Nos bastidores da Justiça Militar, a avaliação é que o histórico conturbado do ex-presidente, que é capitão reformado, será levantado e deverá pesar contra ele no plenário.
Ou seja, o ex-presidente deverá ser julgado pelo “conjunto da obra” e não apenas por ter sido condenado pelo STF (Supremo Tribunal Federal) a 27 anos e três meses como líder de uma organização criminosa que tramou um plano de golpe.
Em 1986, Bolsonaro, então capitão do 8º Grupo de Artilharia de Campanha Paraquedista, no Rio de Janeiro, ficou preso por 15 dias após publicar um artigo na revista Veja com críticas às baixas remunerações de militares.
No ano seguinte, em 1987, uma reportagem da revista Veja apontou que Bolsonaro e outros militares haviam traçado um plano de explodir bombas em quartéis também como protesto por salários e pressionar o então ministro do Exército Leônidas Pires.
Bolsonaro negou as acusações, mas acabou condenado pelo Conselho de Justificação do Exército no âmbito do processo administrativo-militar.
O caso foi levado ao STM, mas Bolsonaro acabou absolvido por 9 votos a 4 em 1988. Acabou vencendo o entendimento de que não era possível atribuir ao então capitão a autoria do plano de explosão de bombas publicado pela revista.
Com isso, Bolsonaro teve o cargo e a patente mantidos, mas pouco depois passou para a reserva e deu início à sua carreira política, impulsionada justamente por sua defesa de salários maiores. No mesmo ano, foi eleito vereador na cidade do Rio de Janeiro.
Aliados do ex-presidente rejeitam a acusação de “mau militar” e lembram que Bolsonaro, em dezembro de 2018, recebeu do Exército brasileiro a Medalha do Pacificador com Palma.

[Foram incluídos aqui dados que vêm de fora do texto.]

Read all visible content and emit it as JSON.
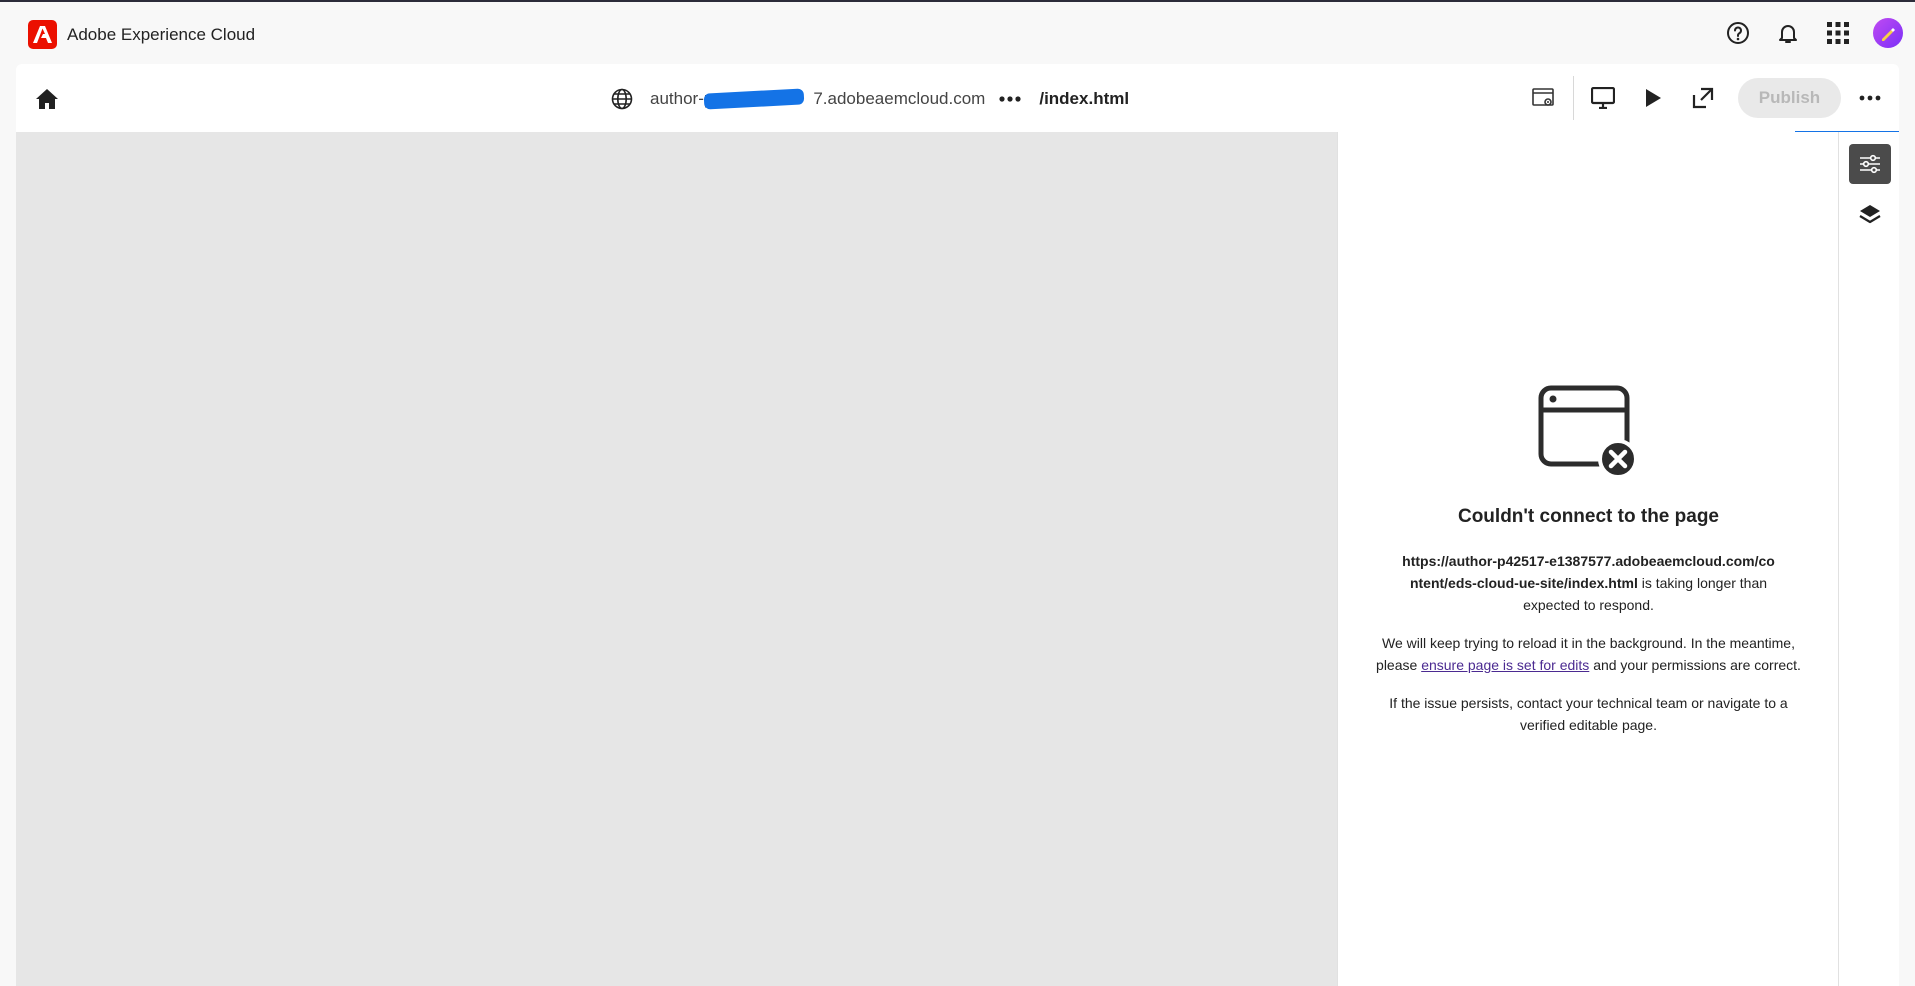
{
  "shell": {
    "brand_name": "Adobe Experience Cloud",
    "icons": [
      "help-icon",
      "bell-icon",
      "apps-grid-icon",
      "user-avatar"
    ]
  },
  "toolbar": {
    "host": "author-p42517-e1387577.adobeaemcloud.com",
    "host_prefix": "author-p",
    "host_suffix": "7.adobeaemcloud.com",
    "path": "/index.html",
    "publish_label": "Publish",
    "icons": [
      "home-icon",
      "globe-icon",
      "more-horizontal-icon",
      "page-settings-icon",
      "desktop-preview-icon",
      "play-icon",
      "open-external-icon",
      "more-horizontal-icon"
    ]
  },
  "panel": {
    "title": "Couldn't connect to the page",
    "url": "https://author-p42517-e1387577.adobeaemcloud.com/content/eds-cloud-ue-site/index.html",
    "msg1_suffix": "is taking longer than expected to respond.",
    "msg2_pre": "We will keep trying to reload it in the background. In the meantime, please",
    "msg2_link": "ensure page is set for edits",
    "msg2_post": "and your permissions are correct.",
    "msg3": "If the issue persists, contact your technical team or navigate to a verified editable page."
  },
  "rail": {
    "items": [
      "properties-icon",
      "layers-icon"
    ]
  },
  "colors": {
    "adobe_red": "#eb1000",
    "progress_blue": "#1473e6",
    "link": "#4b2a91",
    "canvas_bg": "#e6e6e6"
  }
}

O reconhecimento é oferecido a militares que, em tempo de paz, tenham realizado atos de “abnegação, coragem e bravura, com risco da própria vida”.

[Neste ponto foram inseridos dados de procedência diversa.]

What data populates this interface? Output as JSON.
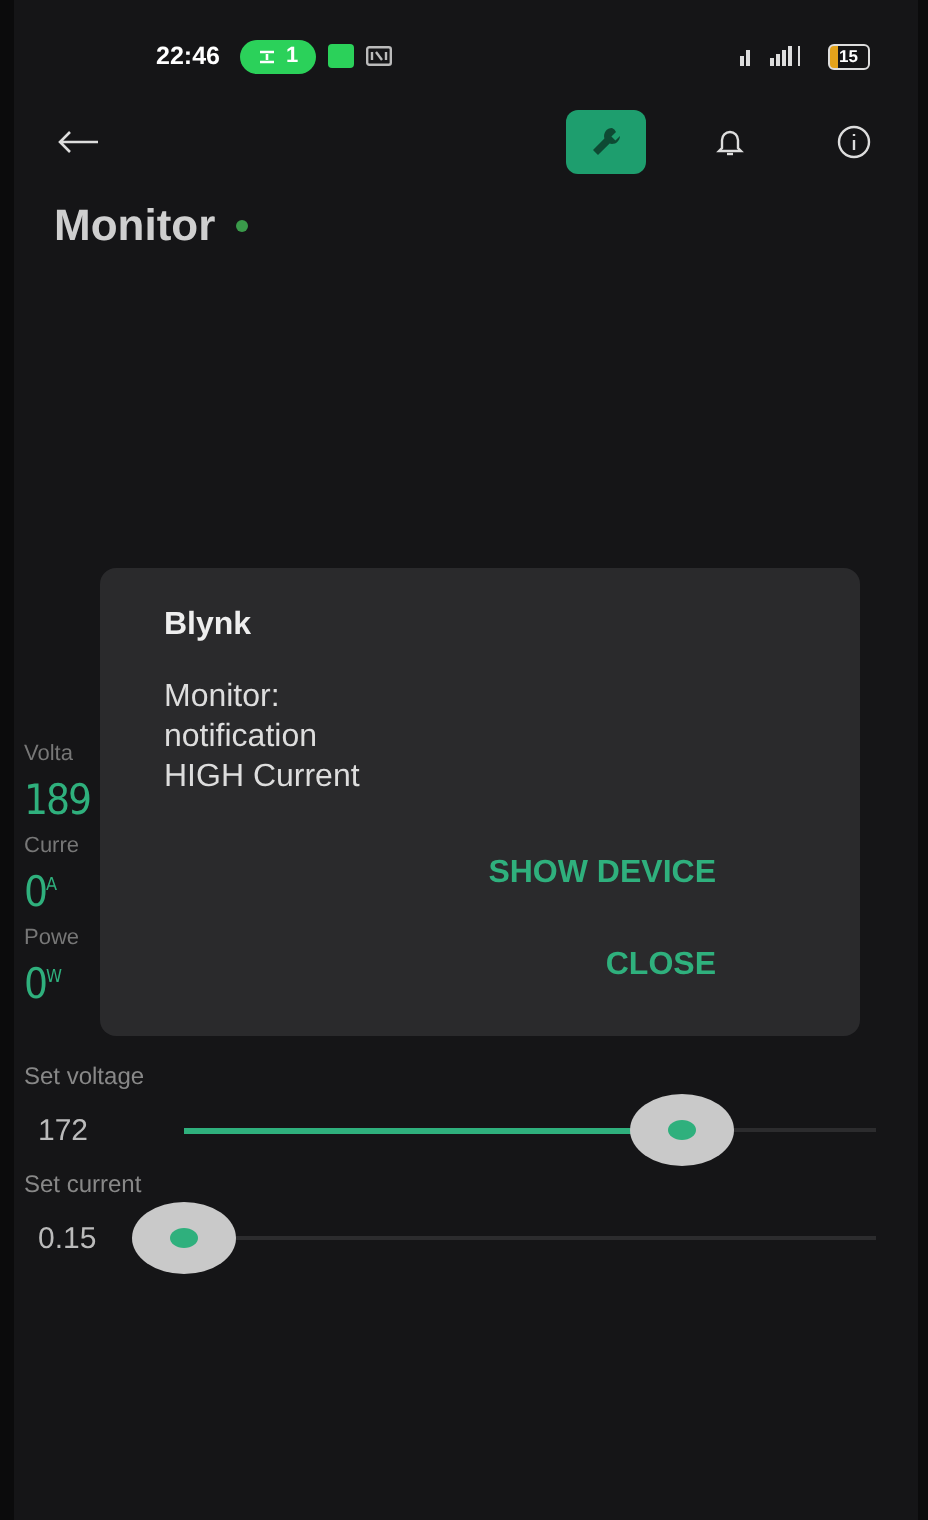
{
  "status_bar": {
    "time": "22:46",
    "call_badge": "1",
    "battery": "15"
  },
  "header": {
    "actions": [
      {
        "kind": "wrench",
        "selected": true
      },
      {
        "kind": "bell",
        "selected": false
      },
      {
        "kind": "info",
        "selected": false
      }
    ]
  },
  "title": "Monitor",
  "online": true,
  "readings": [
    {
      "label": "Volta",
      "value": "189"
    },
    {
      "label": "Curre",
      "value": "0",
      "unit": "A"
    },
    {
      "label": "Powe",
      "value": "0",
      "unit": "W"
    }
  ],
  "dialog": {
    "title": "Blynk",
    "message": [
      "Monitor:",
      "notification",
      "HIGH Current"
    ],
    "buttons": [
      "SHOW DEVICE",
      "CLOSE"
    ]
  },
  "sliders": [
    {
      "label": "Set voltage",
      "reading": "172",
      "level": 0.72
    },
    {
      "label": "Set current",
      "reading": "0.15",
      "level": 0
    }
  ]
}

A honraria foi entregue a Bolsonaro quando ele já era presidente eleito em uma cerimônia no Quartel-General do Exército, em Brasília. A medalha foi entregue como reconhecimento porque, quando capitão, em 1978, Bolsonaro impediu um soldado de se afogar durante um treinamento.
Representação
Na terça-feira (3), o MPM (Ministério Público Militar) apresentou ao STM uma representação para declaração de indignidade para o oficialato de Jair Bolsonaro e dos generais Augusto Heleno, Paulo Sérgio Nogueira e Walter Braga Netto, além do almirante Almir Garnier.

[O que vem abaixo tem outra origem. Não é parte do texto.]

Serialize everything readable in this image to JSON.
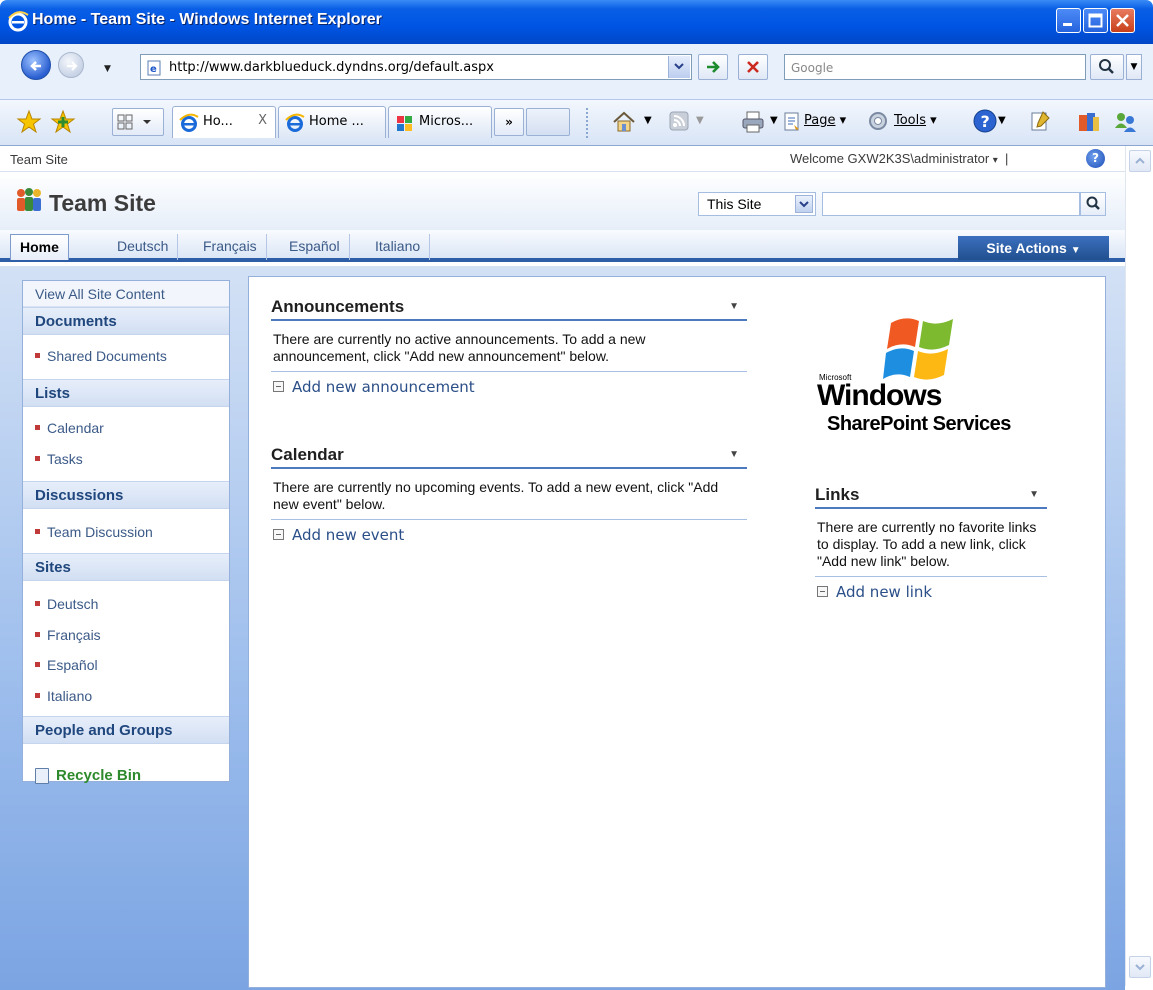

Por sorteio eletrônico, o ministro Carlos Vuyk de Aquino, tenente-brigadeiro do Ar que chegou ao STM em 2018, foi escolhido relator. Já a ministra Verônica Sterman, advogada indicada pelo presidente Luiz Inácio Lula da Silva para a Corte militar em 2025, foi designada revisora.
O julgamento inédito tende a expor uma divisão entre ministros militares e civis. Entre os primeiros, prevalece a avaliação de que um erro não deve apagar uma trajetória inteira dedicada às Forças Armadas, sobretudo na ausência de registros anteriores de má conduta.
Como mostrou a CNN, as defesas de oficiais de alta patente condenados por participação na trama golpista devem usar os serviços prestados às Forças Armadas como estratégia para tentar evitar a expulsão das fileiras militares. A participação de cada um no plano de golpe também deverá ser explorada pelos advogados como argumento para tentar preservar cargos e patentes.
De modo geral, a avaliação dentro da Corte Militar é de que a declaração da chamada “indignidade para o oficialato” é considerada certa para Bolsonaro, capitão reformado do Exército, e para o general Walter Braga Netto, ex-ministro da Casa Civil.
Por outro lado, há uma leitura na Justiça Militar de que os generais Augusto Heleno, ex-ministro do GSI (Gabinete de Segurança Institucional), e Paulo Sérgio Nogueira, ex-ministro da Defesa, têm mais chances de preservar as patentes. Assim como o ex-comandante da Marinha, almirante Almir Garnier.